The order follows Trump’s recent attacks on critical race theory and the 1619 Project, directed by The New York Times Magazine, which revisits the country’s history with a focus on slavery and Black Americans’ contributions.

Racial justice issues have been at the center of this election following protests this summer and fall over the police killings of Black men and women. Trump has repeatedly lashed out at protesters, positioning himself as the "law and order" candidate.

His order blasts historical accounts that he says have “vilified” the nation’s founders.

“This radicalized view of American history lacks perspective, obscures virtues, twists motives, ignores or distorts facts, and magnifies flaws, resulting in the truth being concealed and history disfigured,” the order states. “Failing to identify, challenge, and correct this distorted perspective could fray and ultimately erase the bonds that knit our country and culture together.”

He blames “one-sided and divisive accounts” on race for failing to recognize the country’s “successful effort to shake off the curse of slavery and to use the lessons of that struggle to guide our work toward equal rights for all citizens in the present.”

The commission’s 20 members will be appointed by the president and serve for a term of two years.
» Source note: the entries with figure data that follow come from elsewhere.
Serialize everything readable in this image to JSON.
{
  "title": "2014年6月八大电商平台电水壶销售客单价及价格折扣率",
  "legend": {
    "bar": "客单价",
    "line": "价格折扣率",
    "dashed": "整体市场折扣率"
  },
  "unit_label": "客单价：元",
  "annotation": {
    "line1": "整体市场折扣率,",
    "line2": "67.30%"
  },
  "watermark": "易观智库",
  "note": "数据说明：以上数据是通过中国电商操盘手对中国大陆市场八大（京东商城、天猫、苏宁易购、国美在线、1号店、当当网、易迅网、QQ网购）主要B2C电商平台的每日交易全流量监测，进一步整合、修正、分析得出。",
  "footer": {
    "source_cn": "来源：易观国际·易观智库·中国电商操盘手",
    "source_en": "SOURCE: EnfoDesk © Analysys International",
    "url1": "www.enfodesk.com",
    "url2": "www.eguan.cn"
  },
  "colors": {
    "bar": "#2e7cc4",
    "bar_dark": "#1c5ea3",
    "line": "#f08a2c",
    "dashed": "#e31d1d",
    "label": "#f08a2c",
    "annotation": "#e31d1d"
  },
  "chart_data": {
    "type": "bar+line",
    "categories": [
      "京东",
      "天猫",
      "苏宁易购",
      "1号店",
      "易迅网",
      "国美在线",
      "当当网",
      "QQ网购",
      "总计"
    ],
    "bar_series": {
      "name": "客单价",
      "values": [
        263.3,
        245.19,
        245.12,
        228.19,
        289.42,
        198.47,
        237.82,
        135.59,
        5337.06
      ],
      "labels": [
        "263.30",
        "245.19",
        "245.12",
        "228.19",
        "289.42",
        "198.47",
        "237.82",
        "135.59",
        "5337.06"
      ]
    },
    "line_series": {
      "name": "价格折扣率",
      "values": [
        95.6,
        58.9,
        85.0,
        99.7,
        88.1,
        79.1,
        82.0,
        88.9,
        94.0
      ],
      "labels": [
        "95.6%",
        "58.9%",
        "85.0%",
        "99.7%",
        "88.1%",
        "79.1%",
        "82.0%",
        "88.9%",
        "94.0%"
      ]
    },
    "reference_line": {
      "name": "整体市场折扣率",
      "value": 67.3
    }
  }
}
Ex-officio members will include the secretaries of State, Defense, Interior, Housing and Urban Development, and Education, along with assistants to the president for domestic policy and for intergovernmental affairs.

The order acknowledges that the federal government's role is to preserve state and local control over instructional programs.

The commission is tasked with writing a report on the “core principles of the American founding and how these principles may be understood to further enjoyment of ‘the blessings of liberty’ and to promote our striving ‘to form a more perfect Union.’”

They must also help ensure patriotic education is offered to the public at national parks, battlefields, monuments, museums, installations, landmarks, cemeteries and other places that are significant to the Revolution and country’s founding. Agencies will be told to prioritize “the American Founding” in federal grants and initiatives.

Funding will be provided through the Department of Education and subject to the availability of appropriations. Members will serve without compensation.

The order also calls on agencies to prioritize federal resources to promote patriotic education, including the Department of State through its Fulbright scholars program.